2307. — À M. LE DUC D’UZÈS.
À Potsdam, le 4 décembre.

C’est par un heureux hasard, monsieur le duc, que je reçus, il y a quinze jours, votre lettre du 2 octobre par la voie de Genève. Il y avait longtemps que deux Genevois, qui s’étaient mis en tête d’entrer au service du roi de Prusse, m’envoyaient régulièrement de si gros paquets de vers et de prose, qui coûtaient un louis de port et qui ne valaient pas un denier, qu’enfin j’avais pris le parti de faire dire au bureau des postes de Berlin que je ne prendrais aucun paquet qui me serait adressé de Genève. Je fus averti, le 15 novembre, qu’il y en avait un d’arrivé avec un beau manteau ducal ; ce magnifique symbole d’une dignité peu républicaine me fit douter que ce n’était pas de la marchandise genevoise qu’on m’adressait.
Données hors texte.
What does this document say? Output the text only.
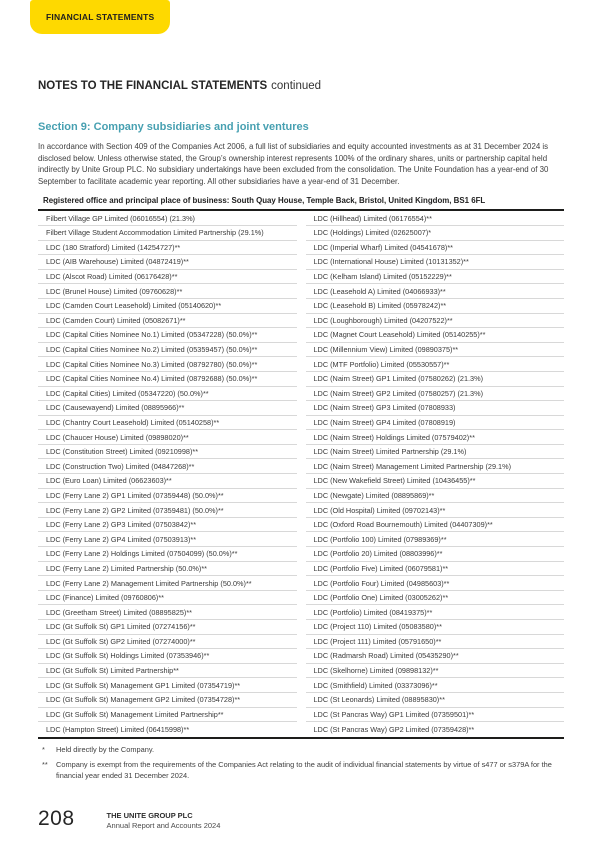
FINANCIAL STATEMENTS
NOTES TO THE FINANCIAL STATEMENTS continued
Section 9: Company subsidiaries and joint ventures

In accordance with Section 409 of the Companies Act 2006, a full list of subsidiaries and equity accounted investments as at 31 December 2024 is disclosed below. Unless otherwise stated, the Group’s ownership interest represents 100% of the ordinary shares, units or partnership capital held indirectly by Unite Group PLC. No subsidiary undertakings have been excluded from the consolidation. The Unite Foundation has a year-end of 30 September to facilitate academic year reporting. All other subsidiaries have a year-end of 31 December.

Registered office and principal place of business: South Quay House, Temple Back, Bristol, United Kingdom, BS1 6FL
Filbert Village GP Limited (06016554) (21.3%)
Filbert Village Student Accommodation Limited Partnership (29.1%)
LDC (180 Stratford) Limited (14254727)**
LDC (AIB Warehouse) Limited (04872419)**
LDC (Alscot Road) Limited (06176428)**
LDC (Brunel House) Limited (09760628)**
LDC (Camden Court Leasehold) Limited (05140620)**
LDC (Camden Court) Limited (05082671)**
LDC (Capital Cities Nominee No.1) Limited (05347228) (50.0%)**
LDC (Capital Cities Nominee No.2) Limited (05359457) (50.0%)**
LDC (Capital Cities Nominee No.3) Limited (08792780) (50.0%)**
LDC (Capital Cities Nominee No.4) Limited (08792688) (50.0%)**
LDC (Capital Cities) Limited (05347220) (50.0%)**
LDC (Causewayend) Limited (08895966)**
LDC (Chantry Court Leasehold) Limited (05140258)**
LDC (Chaucer House) Limited (09898020)**
LDC (Constitution Street) Limited (09210998)**
LDC (Construction Two) Limited (04847268)**
LDC (Euro Loan) Limited (06623603)**
LDC (Ferry Lane 2) GP1 Limited (07359448) (50.0%)**
LDC (Ferry Lane 2) GP2 Limited (07359481) (50.0%)**
LDC (Ferry Lane 2) GP3 Limited (07503842)**
LDC (Ferry Lane 2) GP4 Limited (07503913)**
LDC (Ferry Lane 2) Holdings Limited (07504099) (50.0%)**
LDC (Ferry Lane 2) Limited Partnership (50.0%)**
LDC (Ferry Lane 2) Management Limited Partnership (50.0%)**
LDC (Finance) Limited (09760806)**
LDC (Greetham Street) Limited (08895825)**
LDC (Gt Suffolk St) GP1 Limited (07274156)**
LDC (Gt Suffolk St) GP2 Limited (07274000)**
LDC (Gt Suffolk St) Holdings Limited (07353946)**
LDC (Gt Suffolk St) Limited Partnership**
LDC (Gt Suffolk St) Management GP1 Limited (07354719)**
LDC (Gt Suffolk St) Management GP2 Limited (07354728)**
LDC (Gt Suffolk St) Management Limited Partnership**
LDC (Hampton Street) Limited (06415998)**
LDC (Hillhead) Limited (06176554)**
LDC (Holdings) Limited (02625007)*
LDC (Imperial Wharf) Limited (04541678)**
LDC (International House) Limited (10131352)**
LDC (Kelham Island) Limited (05152229)**
LDC (Leasehold A) Limited (04066933)**
LDC (Leasehold B) Limited (05978242)**
LDC (Loughborough) Limited (04207522)**
LDC (Magnet Court Leasehold) Limited (05140255)**
LDC (Millennium View) Limited (09890375)**
LDC (MTF Portfolio) Limited (05530557)**
LDC (Nairn Street) GP1 Limited (07580262) (21.3%)
LDC (Nairn Street) GP2 Limited (07580257) (21.3%)
LDC (Nairn Street) GP3 Limited (07808933)
LDC (Nairn Street) GP4 Limited (07808919)
LDC (Nairn Street) Holdings Limited (07579402)**
LDC (Nairn Street) Limited Partnership (29.1%)
LDC (Nairn Street) Management Limited Partnership (29.1%)
LDC (New Wakefield Street) Limited (10436455)**
LDC (Newgate) Limited (08895869)**
LDC (Old Hospital) Limited (09702143)**
LDC (Oxford Road Bournemouth) Limited (04407309)**
LDC (Portfolio 100) Limited (07989369)**
LDC (Portfolio 20) Limited (08803996)**
LDC (Portfolio Five) Limited (06079581)**
LDC (Portfolio Four) Limited (04985603)**
LDC (Portfolio One) Limited (03005262)**
LDC (Portfolio) Limited (08419375)**
LDC (Project 110) Limited (05083580)**
LDC (Project 111) Limited (05791650)**
LDC (Radmarsh Road) Limited (05435290)**
LDC (Skelhorne) Limited (09898132)**
LDC (Smithfield) Limited (03373096)**
LDC (St Leonards) Limited (08895830)**
LDC (St Pancras Way) GP1 Limited (07359501)**
LDC (St Pancras Way) GP2 Limited (07359428)**
*	Held directly by the Company.
**	Company is exempt from the requirements of the Companies Act relating to the audit of individual financial statements by virtue of s477 or s379A for the financial year ended 31 December 2024.
208	THE UNITE GROUP PLC
Annual Report and Accounts 2024
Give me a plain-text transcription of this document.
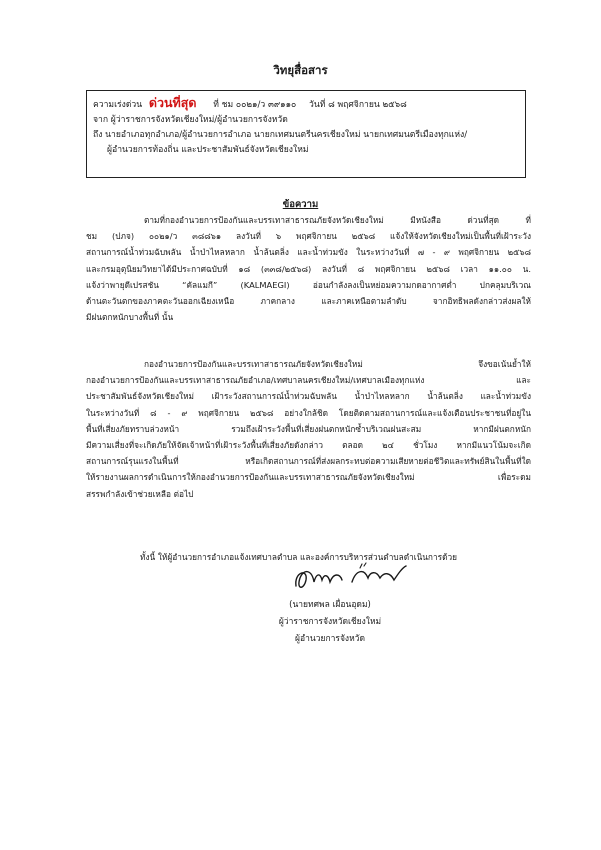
วิทยุสื่อสาร
ความเร่งด่วน ด่วนที่สุด ที่ ชม ๐๐๒๑/ว ๓๙๑๑๐ วันที่ ๘ พฤศจิกายน ๒๕๖๘
จาก ผู้ว่าราชการจังหวัดเชียงใหม่/ผู้อำนวยการจังหวัด
ถึง นายอำเภอทุกอำเภอ/ผู้อำนวยการอำเภอ นายกเทศมนตรีนครเชียงใหม่ นายกเทศมนตรีเมืองทุกแห่ง/
ผู้อำนวยการท้องถิ่น และประชาสัมพันธ์จังหวัดเชียงใหม่
ข้อความ
ตามที่กองอำนวยการป้องกันและบรรเทาสาธารณภัยจังหวัดเชียงใหม่ มีหนังสือ ด่วนที่สุด ที่
ชม (ปภจ) ๐๐๒๑/ว ๓๘๘๖๑ ลงวันที่ ๖ พฤศจิกายน ๒๕๖๘ แจ้งให้จังหวัดเชียงใหม่เป็นพื้นที่เฝ้าระวัง
สถานการณ์น้ำท่วมฉับพลัน น้ำป่าไหลหลาก น้ำล้นตลิ่ง และน้ำท่วมขัง ในระหว่างวันที่ ๗ - ๙ พฤศจิกายน ๒๕๖๘
และกรมอุตุนิยมวิทยาได้มีประกาศฉบับที่ ๑๘ (๓๓๘/๒๕๖๘) ลงวันที่ ๘ พฤศจิกายน ๒๕๖๘ เวลา ๑๑.๐๐ น.
แจ้งว่าพายุดีเปรสชัน “คัลแมกี” (KALMAEGI) อ่อนกำลังลงเป็นหย่อมความกดอากาศต่ำ ปกคลุมบริเวณ
ด้านตะวันตกของภาคตะวันออกเฉียงเหนือ ภาคกลาง และภาคเหนือตามลำดับ จากอิทธิพลดังกล่าวส่งผลให้
มีฝนตกหนักบางพื้นที่ นั้น
กองอำนวยการป้องกันและบรรเทาสาธารณภัยจังหวัดเชียงใหม่ จึงขอเน้นย้ำให้
กองอำนวยการป้องกันและบรรเทาสาธารณภัยอำเภอ/เทศบาลนครเชียงใหม่/เทศบาลเมืองทุกแห่ง และ
ประชาสัมพันธ์จังหวัดเชียงใหม่ เฝ้าระวังสถานการณ์น้ำท่วมฉับพลัน น้ำป่าไหลหลาก น้ำล้นตลิ่ง และน้ำท่วมขัง
ในระหว่างวันที่ ๘ - ๙ พฤศจิกายน ๒๕๖๘ อย่างใกล้ชิด โดยติดตามสถานการณ์และแจ้งเตือนประชาชนที่อยู่ใน
พื้นที่เสี่ยงภัยทราบล่วงหน้า รวมถึงเฝ้าระวังพื้นที่เสี่ยงฝนตกหนักซ้ำบริเวณฝนสะสม หากมีฝนตกหนัก
มีความเสี่ยงที่จะเกิดภัยให้จัดเจ้าหน้าที่เฝ้าระวังพื้นที่เสี่ยงภัยดังกล่าว ตลอด ๒๔ ชั่วโมง หากมีแนวโน้มจะเกิด
สถานการณ์รุนแรงในพื้นที่ หรือเกิดสถานการณ์ที่ส่งผลกระทบต่อความเสียหายต่อชีวิตและทรัพย์สินในพื้นที่ใด
ให้รายงานผลการดำเนินการให้กองอำนวยการป้องกันและบรรเทาสาธารณภัยจังหวัดเชียงใหม่ เพื่อระดม
สรรพกำลังเข้าช่วยเหลือ ต่อไป
ทั้งนี้ ให้ผู้อำนวยการอำเภอแจ้งเทศบาลตำบล และองค์การบริหารส่วนตำบลดำเนินการด้วย
(นายทศพล เผื่อนอุดม)
ผู้ว่าราชการจังหวัดเชียงใหม่
ผู้อำนวยการจังหวัด
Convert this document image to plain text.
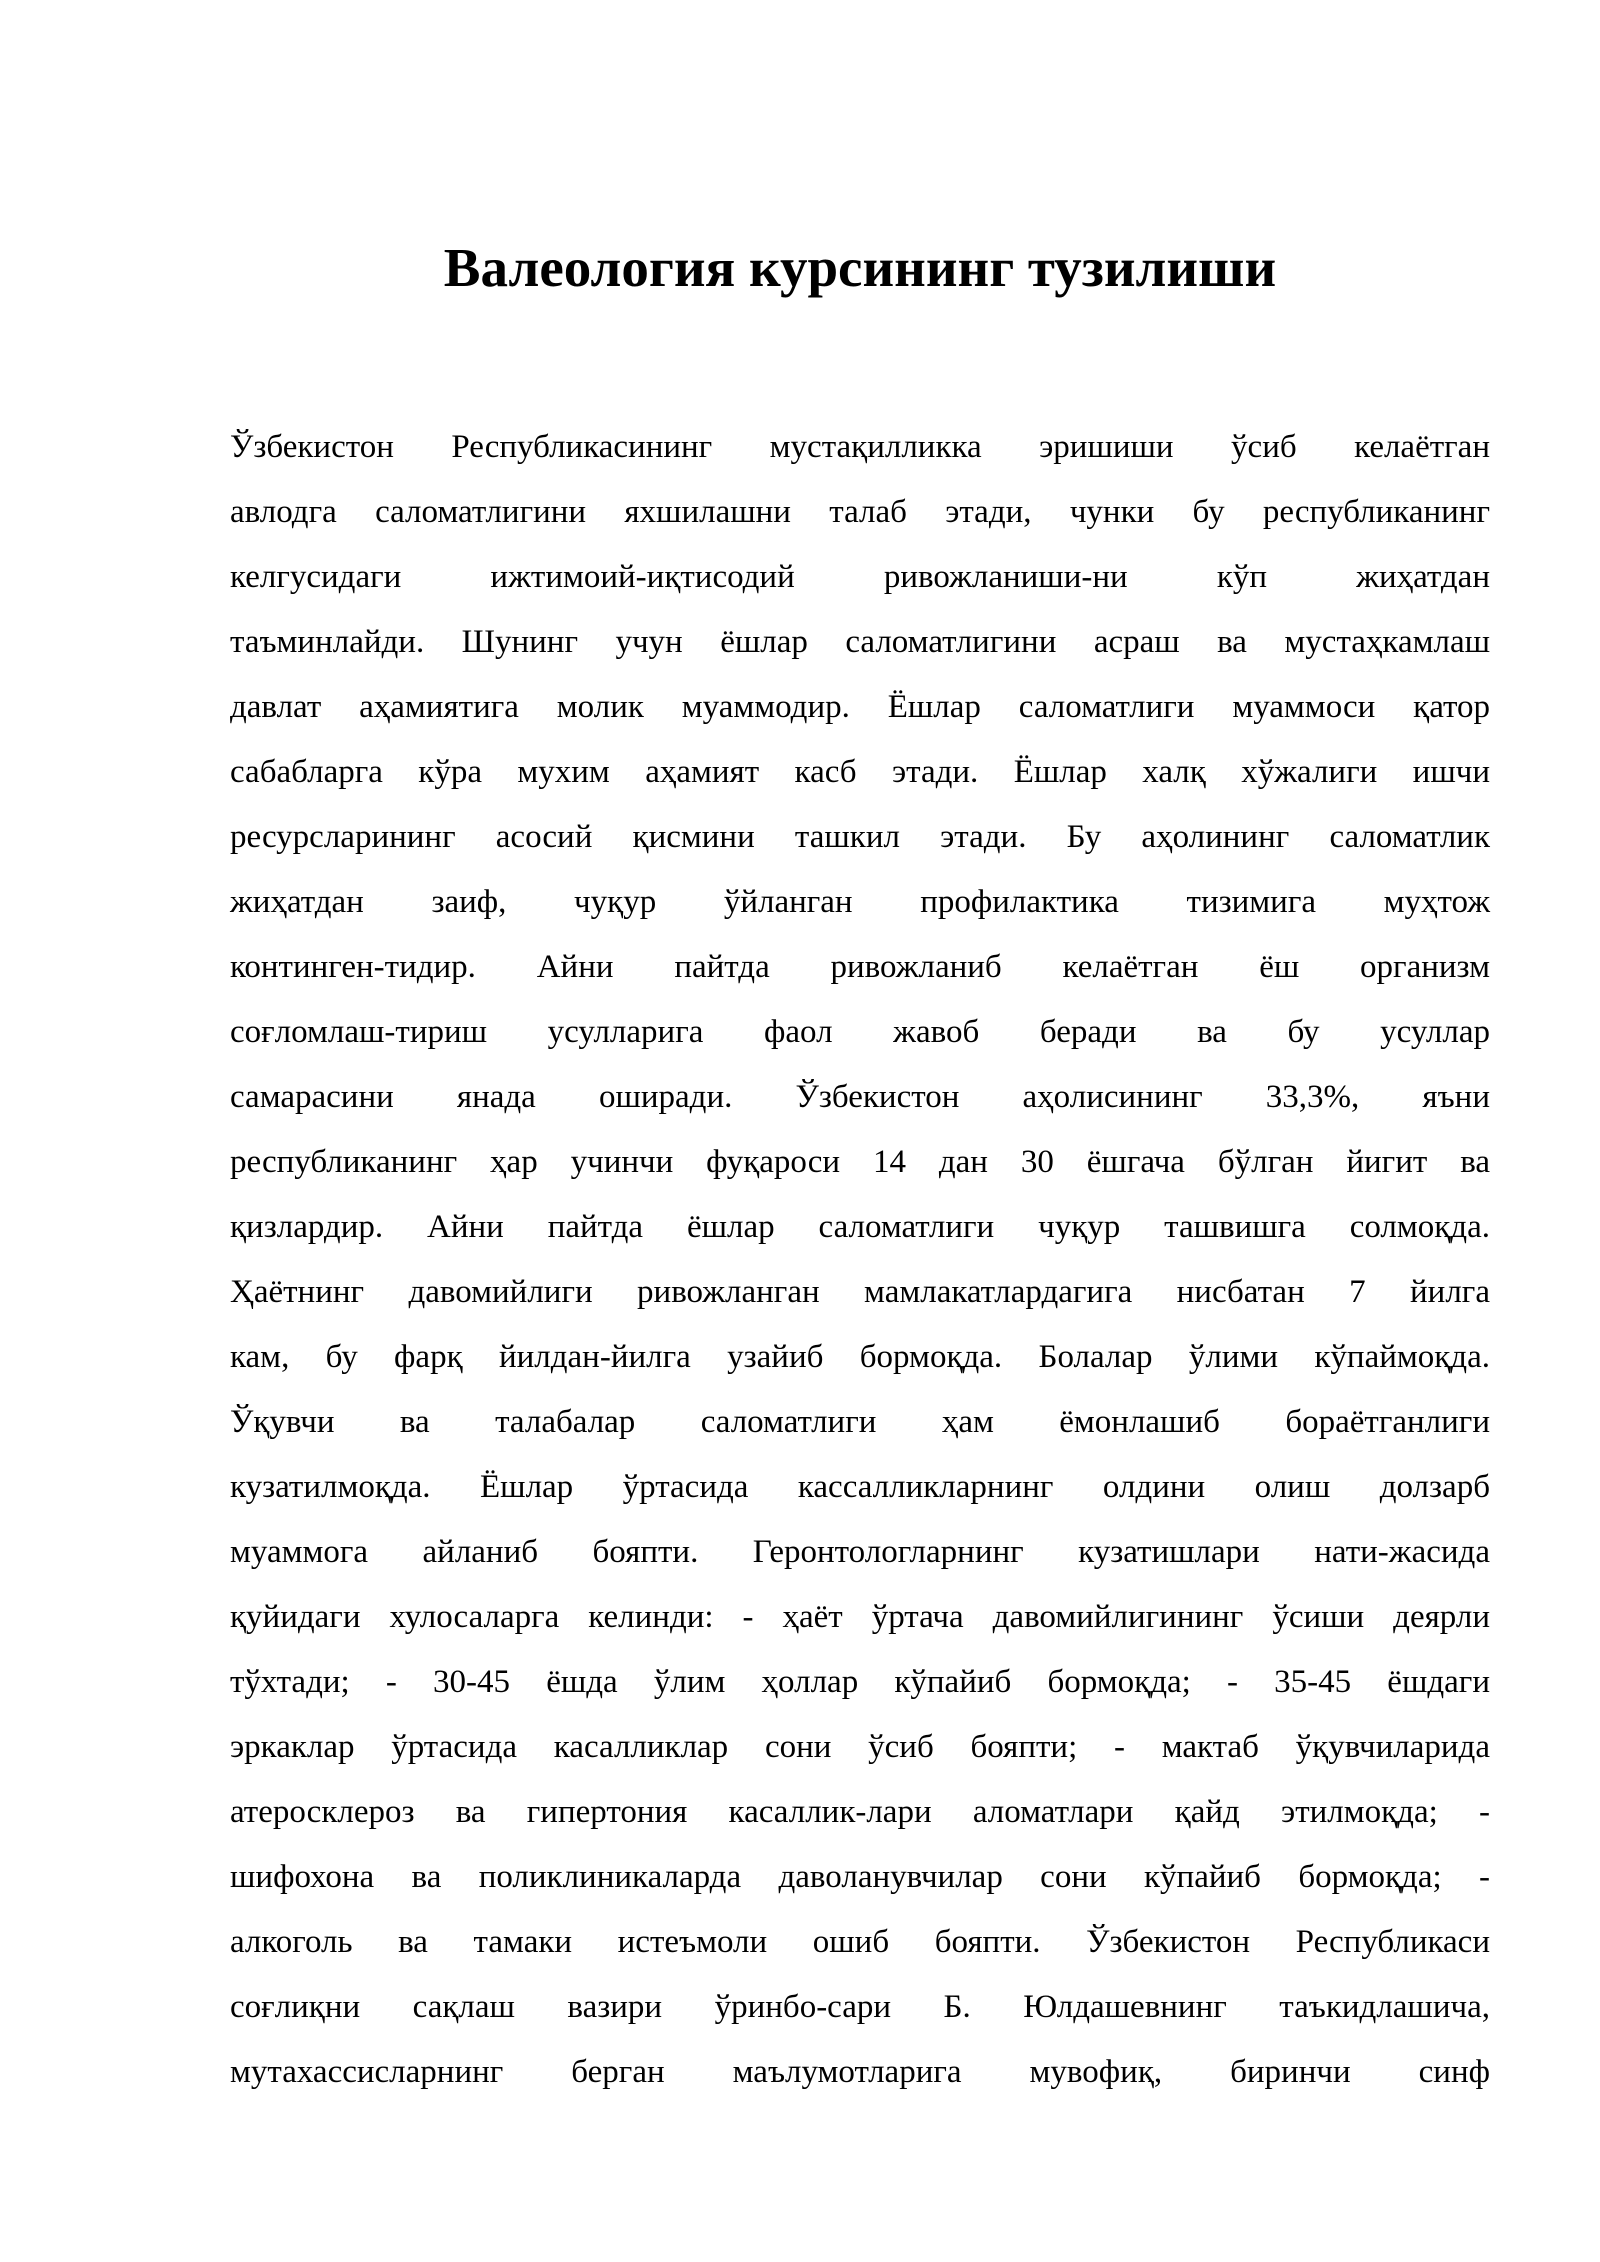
Валеология курсининг тузилиши
Ўзбекистон Республикасининг мустақилликка эришиши ўсиб келаётган
авлодга саломатлигини яхшилашни талаб этади, чунки бу республиканинг
келгусидаги ижтимоий-иқтисодий ривожланиши-ни кўп жиҳатдан
таъминлайди. Шунинг учун ёшлар саломатлигини асраш ва мустаҳкамлаш
давлат аҳамиятига молик муаммодир. Ёшлар саломатлиги муаммоси қатор
сабабларга кўра мухим аҳамият касб этади. Ёшлар халқ хўжалиги ишчи
ресурсларининг асосий қисмини ташкил этади. Бу аҳолининг саломатлик
жиҳатдан заиф, чуқур ўйланган профилактика тизимига муҳтож
континген-тидир. Айни пайтда ривожланиб келаётган ёш организм
соғломлаш-тириш усулларига фаол жавоб беради ва бу усуллар
самарасини янада оширади. Ўзбекистон аҳолисининг 33,3%, яъни
республиканинг ҳар учинчи фуқароси 14 дан 30 ёшгача бўлган йигит ва
қизлардир. Айни пайтда ёшлар саломатлиги чуқур ташвишга солмоқда.
Ҳаётнинг давомийлиги ривожланган мамлакатлардагига нисбатан 7 йилга
кам, бу фарқ йилдан-йилга узайиб бормоқда. Болалар ўлими кўпаймоқда.
Ўқувчи ва талабалар саломатлиги ҳам ёмонлашиб бораётганлиги
кузатилмоқда. Ёшлар ўртасида кассалликларнинг олдини олиш долзарб
муаммога айланиб бояпти. Геронтологларнинг кузатишлари нати-жасида
қуйидаги хулосаларга келинди: - ҳаёт ўртача давомийлигининг ўсиши деярли
тўхтади; - 30-45 ёшда ўлим ҳоллар кўпайиб бормоқда; - 35-45 ёшдаги
эркаклар ўртасида касалликлар сони ўсиб бояпти; - мактаб ўқувчиларида
атеросклероз ва гипертония касаллик-лари аломатлари қайд этилмоқда; -
шифохона ва поликлиникаларда даволанувчилар сони кўпайиб бормоқда; -
алкоголь ва тамаки истеъмоли ошиб бояпти. Ўзбекистон Республикаси
соғлиқни сақлаш вазири ўринбо-сари Б. Юлдашевнинг таъкидлашича,
мутахассисларнинг берган маълумотларига мувофиқ, биринчи синф
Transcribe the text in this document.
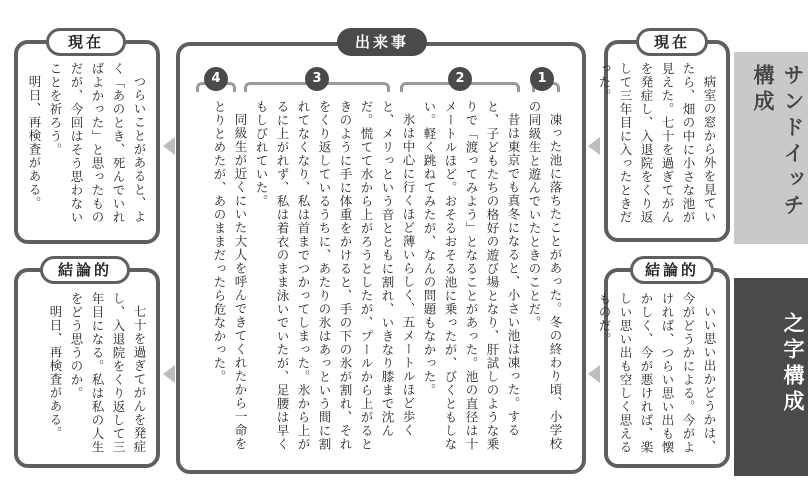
サンドイッチ構成
之字構成
出来事
1
2
3
4

凍った池に落ちたことがあった。冬の終わり頃、小学校の同級生と遊んでいたときのことだ。

昔は東京でも真冬になると、小さい池は凍った。すると、子どもたちの格好の遊び場となり、肝試しのような乗りで「渡ってみよう」となることがあった。池の直径は十メートルほど。おそるおそる池に乗ったが、びくともしない。軽く跳ねてみたが、なんの問題もなかった。

氷は中心に行くほど薄いらしく、五メートルほど歩くと、メリっという音とともに割れ、いきなり膝まで沈んだ。慌てて水から上がろうとしたが、プールから上がるときのように手に体重をかけると、手の下の氷が割れ、それをくり返しているうちに、あたりの氷はあっという間に割れてなくなり、私は首までつかってしまった。氷から上がるに上がれず、私は着衣のまま泳いでいたが、足腰は早くもしびれていた。

同級生が近くにいた大人を呼んできてくれたから一命をとりとめたが、あのままだったら危なかった。

現在

病室の窓から外を見ていたら、畑の中に小さな池が見えた。七十を過ぎてがんを発症し、入退院をくり返して三年目に入ったときだった。

結論的

いい思い出かどうかは、今がどうかによる。今がよければ、つらい思い出も懐かしく、今が悪ければ、楽しい思い出も空しく思えるものだ。

現在

つらいことがあると、よく「あのとき、死んでいればよかった」と思ったものだが、今回はそう思わないことを祈ろう。

明日、再検査がある。

結論的

七十を過ぎてがんを発症し、入退院をくり返して三年目になる。私は私の人生をどう思うのか。

明日、再検査がある。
J’envoyai retirer le paquet, et j’en fus bien récompensé en lisant les réflexions pleines de profondeur et de justesse que vous m’avez fait l’honneur de m’adresser. J’y aurais répondu sur-le-champ, mais il y a quinze jours que je suis au lit, et je ne peux pas encore écrire. Ainsi vous permettrez que je dicte tout ce que l’estime la plus juste et le plaisir de trouver en vous un philosophe peuvent inspirer à un pauvre malade.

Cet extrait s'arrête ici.